College was up and down for me. Besides the parties I learned all the sophisticated reasons why the natural world formed and runs itself, and why there’s no higher authority than human reason—which is relative and always changes. I learned inspiring things, like the most logical thing a person can do is commit suicide, or how unfortunate it is that humans are related to boring chimps as opposed to another class of monkey that engages in frequent orgies.

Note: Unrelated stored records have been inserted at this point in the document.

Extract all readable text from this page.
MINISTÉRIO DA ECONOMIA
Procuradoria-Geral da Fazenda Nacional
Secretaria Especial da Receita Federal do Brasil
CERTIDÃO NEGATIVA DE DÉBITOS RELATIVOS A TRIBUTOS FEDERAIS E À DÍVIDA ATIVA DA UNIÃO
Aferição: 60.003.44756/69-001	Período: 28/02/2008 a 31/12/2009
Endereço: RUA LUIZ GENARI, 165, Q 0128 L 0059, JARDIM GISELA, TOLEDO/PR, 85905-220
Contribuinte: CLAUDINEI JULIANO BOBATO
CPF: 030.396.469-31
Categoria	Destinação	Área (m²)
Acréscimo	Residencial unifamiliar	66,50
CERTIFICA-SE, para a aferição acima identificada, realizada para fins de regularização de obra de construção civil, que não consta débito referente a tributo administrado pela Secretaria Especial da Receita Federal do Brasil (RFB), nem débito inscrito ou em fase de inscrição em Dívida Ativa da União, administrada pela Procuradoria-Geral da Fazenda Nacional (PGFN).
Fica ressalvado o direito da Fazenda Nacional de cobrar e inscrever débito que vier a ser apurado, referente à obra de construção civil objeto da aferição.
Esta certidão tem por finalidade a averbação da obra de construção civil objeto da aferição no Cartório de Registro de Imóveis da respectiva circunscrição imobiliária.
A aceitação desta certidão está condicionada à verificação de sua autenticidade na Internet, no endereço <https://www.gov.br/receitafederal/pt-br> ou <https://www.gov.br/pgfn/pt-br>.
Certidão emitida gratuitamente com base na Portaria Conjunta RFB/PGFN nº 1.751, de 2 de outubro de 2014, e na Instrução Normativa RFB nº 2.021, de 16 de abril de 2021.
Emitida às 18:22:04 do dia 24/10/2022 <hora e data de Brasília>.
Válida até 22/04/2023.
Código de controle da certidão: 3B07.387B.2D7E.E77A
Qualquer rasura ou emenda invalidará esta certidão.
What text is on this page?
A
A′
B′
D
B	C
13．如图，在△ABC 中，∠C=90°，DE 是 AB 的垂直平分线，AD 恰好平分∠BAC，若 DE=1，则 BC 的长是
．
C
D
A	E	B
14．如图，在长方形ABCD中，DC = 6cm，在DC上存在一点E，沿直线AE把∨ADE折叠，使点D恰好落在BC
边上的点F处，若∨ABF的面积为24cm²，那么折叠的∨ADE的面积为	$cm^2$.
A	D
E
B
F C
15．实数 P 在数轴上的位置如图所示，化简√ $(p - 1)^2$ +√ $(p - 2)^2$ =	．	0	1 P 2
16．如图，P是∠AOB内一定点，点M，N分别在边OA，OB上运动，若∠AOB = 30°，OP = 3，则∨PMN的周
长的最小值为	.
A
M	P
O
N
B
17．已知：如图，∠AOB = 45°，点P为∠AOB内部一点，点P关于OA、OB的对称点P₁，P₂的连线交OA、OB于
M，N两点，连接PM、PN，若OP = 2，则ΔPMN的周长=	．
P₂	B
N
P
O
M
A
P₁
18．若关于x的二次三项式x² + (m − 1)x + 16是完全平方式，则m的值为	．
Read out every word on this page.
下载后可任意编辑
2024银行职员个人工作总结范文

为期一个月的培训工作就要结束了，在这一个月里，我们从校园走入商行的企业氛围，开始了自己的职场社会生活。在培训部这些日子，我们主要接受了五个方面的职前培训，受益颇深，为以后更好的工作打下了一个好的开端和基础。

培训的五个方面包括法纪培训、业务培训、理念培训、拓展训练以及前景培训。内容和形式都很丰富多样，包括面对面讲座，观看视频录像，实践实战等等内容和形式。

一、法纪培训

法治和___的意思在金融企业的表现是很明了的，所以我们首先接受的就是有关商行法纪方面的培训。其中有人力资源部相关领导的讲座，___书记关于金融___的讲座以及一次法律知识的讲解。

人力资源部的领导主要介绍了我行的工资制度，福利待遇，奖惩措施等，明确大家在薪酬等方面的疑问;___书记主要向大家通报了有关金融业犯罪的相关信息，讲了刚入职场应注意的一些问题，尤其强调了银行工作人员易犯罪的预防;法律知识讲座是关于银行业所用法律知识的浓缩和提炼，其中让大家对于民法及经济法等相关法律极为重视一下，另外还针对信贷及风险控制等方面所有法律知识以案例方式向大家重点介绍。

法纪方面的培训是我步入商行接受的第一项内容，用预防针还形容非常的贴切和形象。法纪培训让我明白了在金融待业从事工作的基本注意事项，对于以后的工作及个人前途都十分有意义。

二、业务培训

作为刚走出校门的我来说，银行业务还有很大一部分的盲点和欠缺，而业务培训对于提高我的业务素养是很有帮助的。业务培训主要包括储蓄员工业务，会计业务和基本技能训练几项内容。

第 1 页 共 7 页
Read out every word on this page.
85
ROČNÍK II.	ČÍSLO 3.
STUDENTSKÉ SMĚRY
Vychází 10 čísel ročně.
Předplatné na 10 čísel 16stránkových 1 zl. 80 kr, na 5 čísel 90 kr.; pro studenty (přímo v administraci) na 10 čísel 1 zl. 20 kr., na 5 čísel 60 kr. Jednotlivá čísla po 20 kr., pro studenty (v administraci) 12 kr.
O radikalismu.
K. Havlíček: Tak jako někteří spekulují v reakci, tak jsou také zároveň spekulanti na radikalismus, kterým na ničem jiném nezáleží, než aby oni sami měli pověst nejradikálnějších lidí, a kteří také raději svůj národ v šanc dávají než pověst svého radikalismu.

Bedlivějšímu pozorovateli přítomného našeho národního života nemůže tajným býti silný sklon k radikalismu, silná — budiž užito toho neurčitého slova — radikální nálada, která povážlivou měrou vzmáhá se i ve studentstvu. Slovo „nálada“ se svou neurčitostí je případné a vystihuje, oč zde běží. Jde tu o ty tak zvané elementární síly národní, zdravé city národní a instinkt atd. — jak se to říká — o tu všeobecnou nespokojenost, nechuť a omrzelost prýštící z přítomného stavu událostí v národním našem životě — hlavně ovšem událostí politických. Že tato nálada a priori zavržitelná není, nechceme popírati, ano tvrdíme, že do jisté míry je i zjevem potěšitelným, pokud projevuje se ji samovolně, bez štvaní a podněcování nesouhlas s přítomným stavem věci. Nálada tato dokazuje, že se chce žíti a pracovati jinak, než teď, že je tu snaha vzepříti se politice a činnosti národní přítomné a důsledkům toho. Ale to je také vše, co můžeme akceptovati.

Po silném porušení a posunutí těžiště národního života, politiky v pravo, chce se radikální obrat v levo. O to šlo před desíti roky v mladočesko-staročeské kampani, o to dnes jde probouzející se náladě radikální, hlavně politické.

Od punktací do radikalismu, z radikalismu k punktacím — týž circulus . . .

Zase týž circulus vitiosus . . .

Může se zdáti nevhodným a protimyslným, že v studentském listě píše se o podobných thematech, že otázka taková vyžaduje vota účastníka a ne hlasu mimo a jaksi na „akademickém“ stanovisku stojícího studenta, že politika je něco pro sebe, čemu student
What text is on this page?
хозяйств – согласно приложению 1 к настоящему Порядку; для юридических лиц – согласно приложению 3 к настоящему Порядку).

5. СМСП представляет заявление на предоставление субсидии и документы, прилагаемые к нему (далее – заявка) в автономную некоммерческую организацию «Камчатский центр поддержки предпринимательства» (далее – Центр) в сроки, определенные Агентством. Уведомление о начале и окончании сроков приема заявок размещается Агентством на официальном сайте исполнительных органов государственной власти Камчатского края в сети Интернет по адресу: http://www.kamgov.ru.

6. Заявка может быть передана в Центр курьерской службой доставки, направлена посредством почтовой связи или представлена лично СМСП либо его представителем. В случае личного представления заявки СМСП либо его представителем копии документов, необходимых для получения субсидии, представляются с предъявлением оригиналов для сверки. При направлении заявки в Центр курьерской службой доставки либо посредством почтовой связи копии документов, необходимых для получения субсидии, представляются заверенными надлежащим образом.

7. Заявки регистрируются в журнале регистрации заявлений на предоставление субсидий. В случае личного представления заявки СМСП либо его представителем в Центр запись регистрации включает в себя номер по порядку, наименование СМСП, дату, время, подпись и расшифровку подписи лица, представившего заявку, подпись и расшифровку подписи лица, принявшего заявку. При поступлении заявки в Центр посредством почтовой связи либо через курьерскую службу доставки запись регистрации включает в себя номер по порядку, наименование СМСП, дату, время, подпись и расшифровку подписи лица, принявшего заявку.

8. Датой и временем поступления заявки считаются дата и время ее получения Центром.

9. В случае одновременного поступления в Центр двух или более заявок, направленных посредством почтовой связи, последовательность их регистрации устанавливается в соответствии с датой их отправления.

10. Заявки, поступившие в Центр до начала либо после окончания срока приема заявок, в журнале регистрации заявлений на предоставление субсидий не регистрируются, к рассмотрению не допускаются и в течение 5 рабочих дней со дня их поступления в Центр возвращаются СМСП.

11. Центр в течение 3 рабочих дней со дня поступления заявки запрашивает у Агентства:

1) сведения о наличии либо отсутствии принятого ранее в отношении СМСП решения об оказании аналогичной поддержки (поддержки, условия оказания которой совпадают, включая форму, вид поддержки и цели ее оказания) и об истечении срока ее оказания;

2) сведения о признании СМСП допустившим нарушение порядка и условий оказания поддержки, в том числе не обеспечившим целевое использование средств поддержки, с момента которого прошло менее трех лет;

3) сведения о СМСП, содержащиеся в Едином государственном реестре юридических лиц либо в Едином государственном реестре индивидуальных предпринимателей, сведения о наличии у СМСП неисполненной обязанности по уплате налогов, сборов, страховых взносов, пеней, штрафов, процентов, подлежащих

So I’d just shoot up. And one day I tried heroin. Wasn’t long before I couldn’t go to classes anymore, and I got kicked out. That was one of the worst days of my life, except I still found myself more interested in getting my next fix than in the fact that my life was crashing. In my more lucid moments, I was too ashamed to see my parents, so I went south, where it was warmer, to Venice Beach in LA. Drugs were easy enough to get there, but I had no more money, and the residents didn’t like having addicts lying around in front of their picket fences. Cops didn’t either. Skid row had a lot more of everything, except beach. Shelters, showers, meals, medical and dental treatment, you name it—and drugs, whenever the LAPD wasn’t cruising by every other minute.

Since I no longer had my mom-and-dad-vending-machine, I sold myself. Mostly to rich gay guys in cars like I used to drive. They’d slow down enough to make eye contact, and things would happen rather ?quickly.

I . . . I tried to tell myself I was free and doing what I wanted. I tried to tell myself what I was doing was fun. In reality I dragged myself into a living hell. And the more I prostituted myself and shot up whatever I could get, the deeper I went.

I was a wreck of a human being. But I didn’t really care anymore. I had become incapable of caring. I only wanted my next fix. Nothing else mattered. I didn’t even ask the existential questions anymore. Everything I wanted was in that white powder, and I would do anything—anything—for another hit.

So I started to wonder if I were already dead and living in hell. The fact that I was still breathing didn’t seem to matter.